The five-year conflict in Darfur may have left as many as 300,000 people dead a steep increase from the previous estimate of 200,000 according to U.N. officials.

Suffering in the Sudanese region is worsening with tens of thousands being displaced from their homes and food rations are about to be cut in half.

John Holmes, U.N. under-secretary-general for humanitarian affairs, mentioned the new estimate in a speech at a U.N. Security Council meeting on the conflict in the western Sudanese region.

A study in 2006 suggested that 200,000 had lost their lives from the combined effects of the conflict. That figure must be much higher now, perhaps half as much again, Holmes said, according to a written text of his remarks.

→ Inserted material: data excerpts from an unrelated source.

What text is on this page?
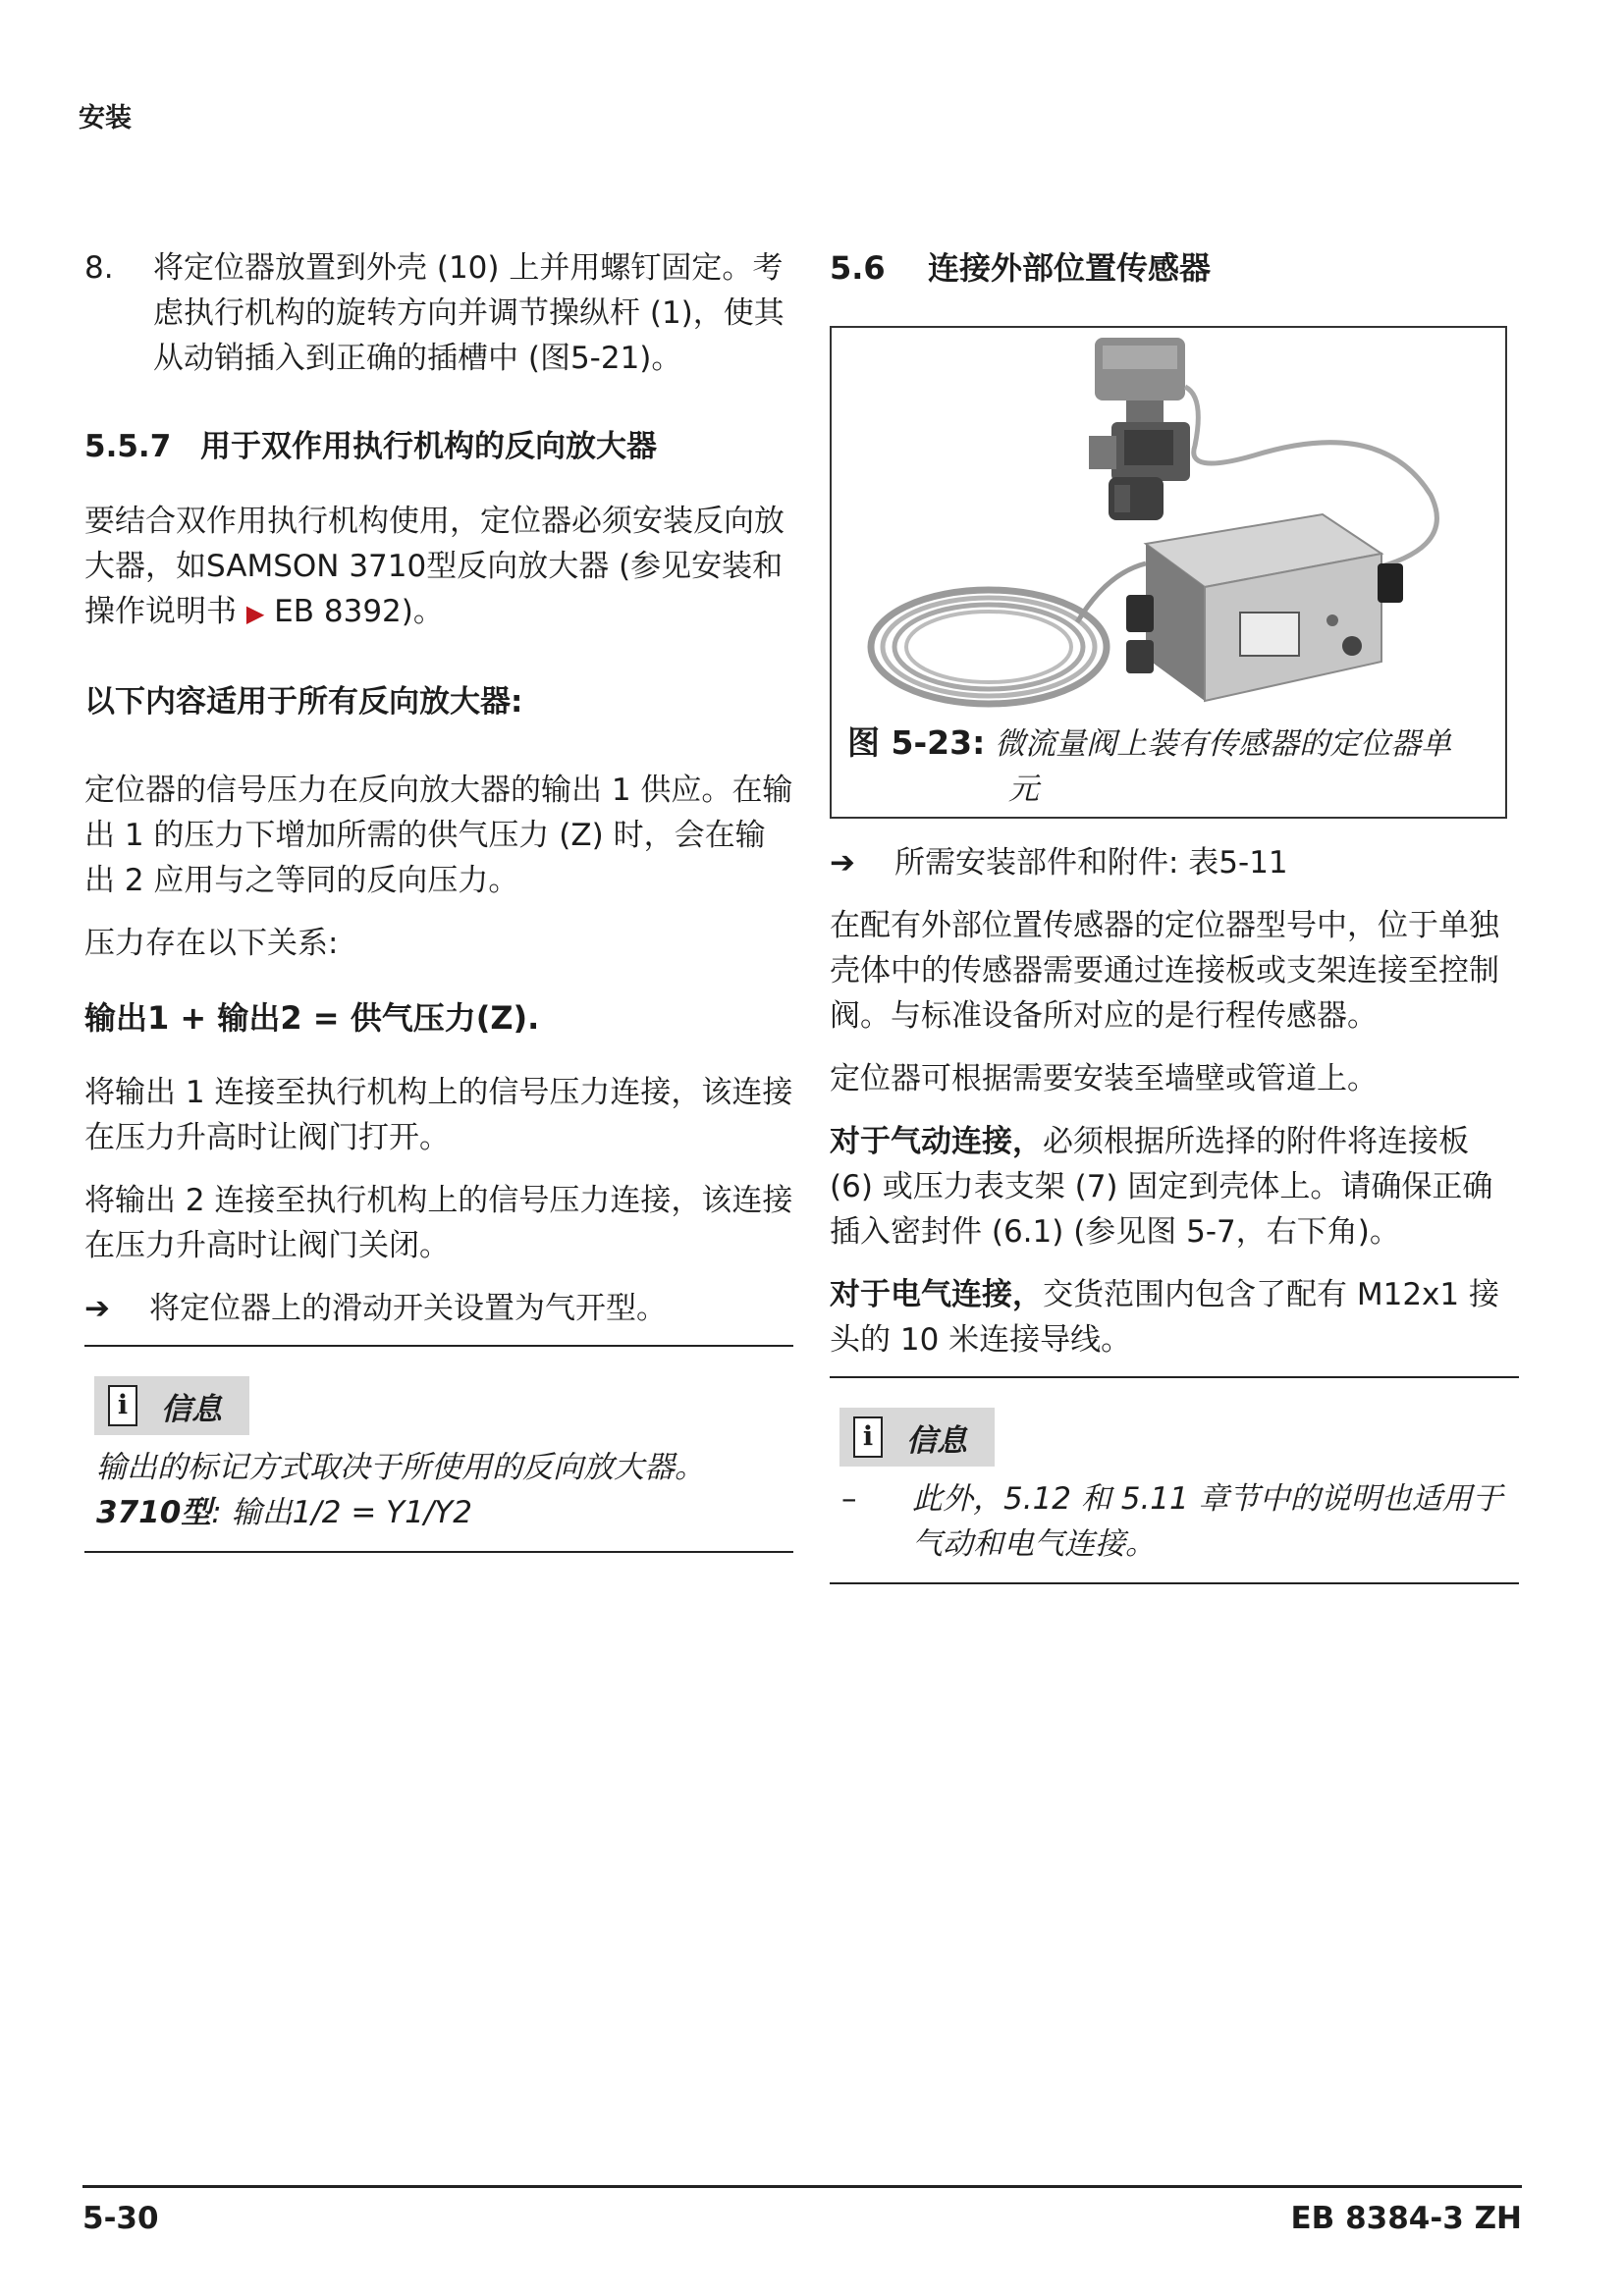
安装
8.	将定位器放置到外壳 (10) 上并用螺钉固定。考虑执行机构的旋转方向并调节操纵杆 (1)，使其从动销插入到正确的插槽中 (图5-21)。
5.5.7 用于双作用执行机构的反向放大器

要结合双作用执行机构使用，定位器必须安装反向放大器，如SAMSON 3710型反向放大器 (参见安装和操作说明书 ▶ EB 8392)。

以下内容适用于所有反向放大器:

定位器的信号压力在反向放大器的输出 1 供应。在输出 1 的压力下增加所需的供气压力 (Z) 时，会在输出 2 应用与之等同的反向压力。

压力存在以下关系:

输出1 + 输出2 = 供气压力(Z).

将输出 1 连接至执行机构上的信号压力连接，该连接在压力升高时让阀门打开。

将输出 2 连接至执行机构上的信号压力连接，该连接在压力升高时让阀门关闭。

➔	将定位器上的滑动开关设置为气开型。
i	信息
输出的标记方式取决于所使用的反向放大器。
3710型: 输出1/2 = Y1/Y2
5.6	连接外部位置传感器
图 5-23: 微流量阀上装有传感器的定位器单
元
➔	所需安装部件和附件: 表5-11

在配有外部位置传感器的定位器型号中，位于单独壳体中的传感器需要通过连接板或支架连接至控制阀。与标准设备所对应的是行程传感器。

定位器可根据需要安装至墙壁或管道上。

对于气动连接，必须根据所选择的附件将连接板 (6) 或压力表支架 (7) 固定到壳体上。请确保正确插入密封件 (6.1) (参见图 5-7，右下角)。

对于电气连接，交货范围内包含了配有 M12x1 接头的 10 米连接导线。

i	信息
–	此外，5.12 和 5.11 章节中的说明也适用于气动和电气连接。
5-30	EB 8384-3 ZH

According to Sudan's U.N. Ambassador Abdalmahmoud Abdalhaleem, the figure was greatly inflated.

The United Nations cautioned reporters that the number was not a scientific estimate but a reasonable extrapolation.

The Darfur, a region that is roughly the size of France, conflict began in early 2003 when ethnic African rebels took up arms against Sudan's Arab-dominated central government, accusing it of discrimination. Many of the worst atrocities in the war have been blamed on the janjaweed militia of Arab nomads allied with the government.

The region now faces a bleak situation where only about 9,000 soldiers and police officers of the authorized 26,000 have deployed.

Abdalhaleem mostly blamed the United Nations for the delay because it had not secured enough helicopters and had not complied with Khartoum's demand that the troops be mostly Africans.